The engine is coupled to a Hurth gearbox then through an Aquadrive to the prop shaft. The Aquadrive takes all of the thrust from the propeller and allows some flexibility in the engine mounting, so engine alignment isn’t as critical as it would be with a direct coupling between the prop shaft and gearbox.
Drive to the propeller is through a conventional prop shaft through an old fashioned stuffing-box stern gland and supported under the boat by a P-bracket. This is a good simple system (our previous boat had a sail drive, so there was a big hole in the bottom of the boat with a rubber diaphragm keeping the sea out).
In our 2009/10 refit we had the Aquadrive overhauled and the stern gland stripped, bead blaster and re-packed.
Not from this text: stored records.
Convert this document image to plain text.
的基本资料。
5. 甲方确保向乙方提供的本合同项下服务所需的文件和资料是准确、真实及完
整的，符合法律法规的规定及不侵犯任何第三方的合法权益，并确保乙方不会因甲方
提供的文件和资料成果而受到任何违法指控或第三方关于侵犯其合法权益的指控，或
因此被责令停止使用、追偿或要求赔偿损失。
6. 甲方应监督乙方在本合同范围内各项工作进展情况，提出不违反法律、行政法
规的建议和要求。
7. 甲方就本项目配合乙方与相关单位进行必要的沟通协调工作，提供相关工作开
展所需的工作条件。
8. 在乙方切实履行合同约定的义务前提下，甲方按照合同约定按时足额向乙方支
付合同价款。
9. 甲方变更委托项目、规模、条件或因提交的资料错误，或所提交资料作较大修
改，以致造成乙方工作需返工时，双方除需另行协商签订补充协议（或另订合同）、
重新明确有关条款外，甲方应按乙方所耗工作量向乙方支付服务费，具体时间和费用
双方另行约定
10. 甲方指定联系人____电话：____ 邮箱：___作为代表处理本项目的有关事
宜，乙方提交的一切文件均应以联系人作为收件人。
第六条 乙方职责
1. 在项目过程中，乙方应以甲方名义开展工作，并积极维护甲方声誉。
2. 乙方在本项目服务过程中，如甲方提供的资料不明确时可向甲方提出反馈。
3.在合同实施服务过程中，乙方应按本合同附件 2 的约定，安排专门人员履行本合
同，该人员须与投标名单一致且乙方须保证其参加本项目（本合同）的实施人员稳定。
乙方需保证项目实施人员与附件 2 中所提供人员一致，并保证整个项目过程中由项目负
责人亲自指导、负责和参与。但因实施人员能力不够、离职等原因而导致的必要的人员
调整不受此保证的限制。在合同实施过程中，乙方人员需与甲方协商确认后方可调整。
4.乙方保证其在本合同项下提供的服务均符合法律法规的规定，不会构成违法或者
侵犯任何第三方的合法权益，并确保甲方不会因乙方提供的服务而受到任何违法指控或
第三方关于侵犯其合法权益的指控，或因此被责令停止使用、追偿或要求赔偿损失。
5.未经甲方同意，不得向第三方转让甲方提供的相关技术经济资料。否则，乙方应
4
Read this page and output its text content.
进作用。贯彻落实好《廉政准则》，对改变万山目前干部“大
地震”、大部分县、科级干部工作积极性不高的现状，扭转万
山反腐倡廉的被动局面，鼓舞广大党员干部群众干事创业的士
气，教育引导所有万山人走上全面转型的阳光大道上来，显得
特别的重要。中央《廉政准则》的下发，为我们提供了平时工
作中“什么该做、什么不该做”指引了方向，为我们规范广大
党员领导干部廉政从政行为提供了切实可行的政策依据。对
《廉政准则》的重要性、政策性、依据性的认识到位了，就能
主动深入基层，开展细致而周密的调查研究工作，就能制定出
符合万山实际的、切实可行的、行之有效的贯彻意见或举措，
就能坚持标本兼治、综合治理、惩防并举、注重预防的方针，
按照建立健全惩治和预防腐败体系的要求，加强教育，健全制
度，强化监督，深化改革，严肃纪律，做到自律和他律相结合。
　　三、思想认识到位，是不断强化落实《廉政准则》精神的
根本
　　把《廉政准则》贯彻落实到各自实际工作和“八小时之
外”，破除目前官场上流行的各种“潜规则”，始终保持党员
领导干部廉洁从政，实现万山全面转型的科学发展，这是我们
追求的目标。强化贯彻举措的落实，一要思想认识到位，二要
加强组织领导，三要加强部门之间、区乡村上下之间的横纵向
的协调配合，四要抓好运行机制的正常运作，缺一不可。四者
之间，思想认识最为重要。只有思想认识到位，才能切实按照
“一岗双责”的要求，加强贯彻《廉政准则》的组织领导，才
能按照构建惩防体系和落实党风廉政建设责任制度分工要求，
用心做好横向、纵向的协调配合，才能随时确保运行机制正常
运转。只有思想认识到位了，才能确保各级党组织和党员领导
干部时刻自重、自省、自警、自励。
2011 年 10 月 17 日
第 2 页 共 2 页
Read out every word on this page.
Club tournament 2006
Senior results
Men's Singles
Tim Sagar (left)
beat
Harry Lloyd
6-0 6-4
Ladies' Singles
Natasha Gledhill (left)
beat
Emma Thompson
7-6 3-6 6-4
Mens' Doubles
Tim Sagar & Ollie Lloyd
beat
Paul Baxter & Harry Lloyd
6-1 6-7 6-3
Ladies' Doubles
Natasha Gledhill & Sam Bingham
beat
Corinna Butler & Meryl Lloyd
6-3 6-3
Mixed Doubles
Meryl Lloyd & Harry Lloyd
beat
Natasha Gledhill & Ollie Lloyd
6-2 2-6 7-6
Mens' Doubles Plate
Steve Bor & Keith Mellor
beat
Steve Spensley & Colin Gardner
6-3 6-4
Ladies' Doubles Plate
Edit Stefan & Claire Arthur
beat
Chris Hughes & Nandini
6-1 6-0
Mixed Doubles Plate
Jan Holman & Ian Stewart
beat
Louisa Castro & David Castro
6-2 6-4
At the same time we had the shaft bearings in the hull and P-bracket replaced.
Speedwell is fitted with a three bladed Maxprop feathering propeller. We did try Kiwiprops on Ocean Mist, but one fell off and the replacement seized (turning into a paddle wheel in reverse and probably causing the gearbox to fail – Kiwiprop’s distributor denied that the prop caused the gearbox failure but the two did go at exactly the same time), so we ended up back on a fixed prop on that boat. We hope the Maxprop will be more reliable. During the re-fit the propeller was fully serviced and cleaned up, we re-grease it during annual haul-outs.
In use the Maxprop is working well. It gives plenty of thrust in both ahead and astern while feathering easily when we’re sailing (Speedwell’s light wind performance has been very good, the feathering prop will be a significant contributor to that). The boat does have a moderate amount of prop walk in astern, but as I’ve never sailed an Oyster 435 with any other type of prop I can’t say whether the Maxprop is making that better or worse.
The prop is protected by an Ambassador Marine Stripper rope cutter. That’s the sort of equipment that, if it works well, you never notice.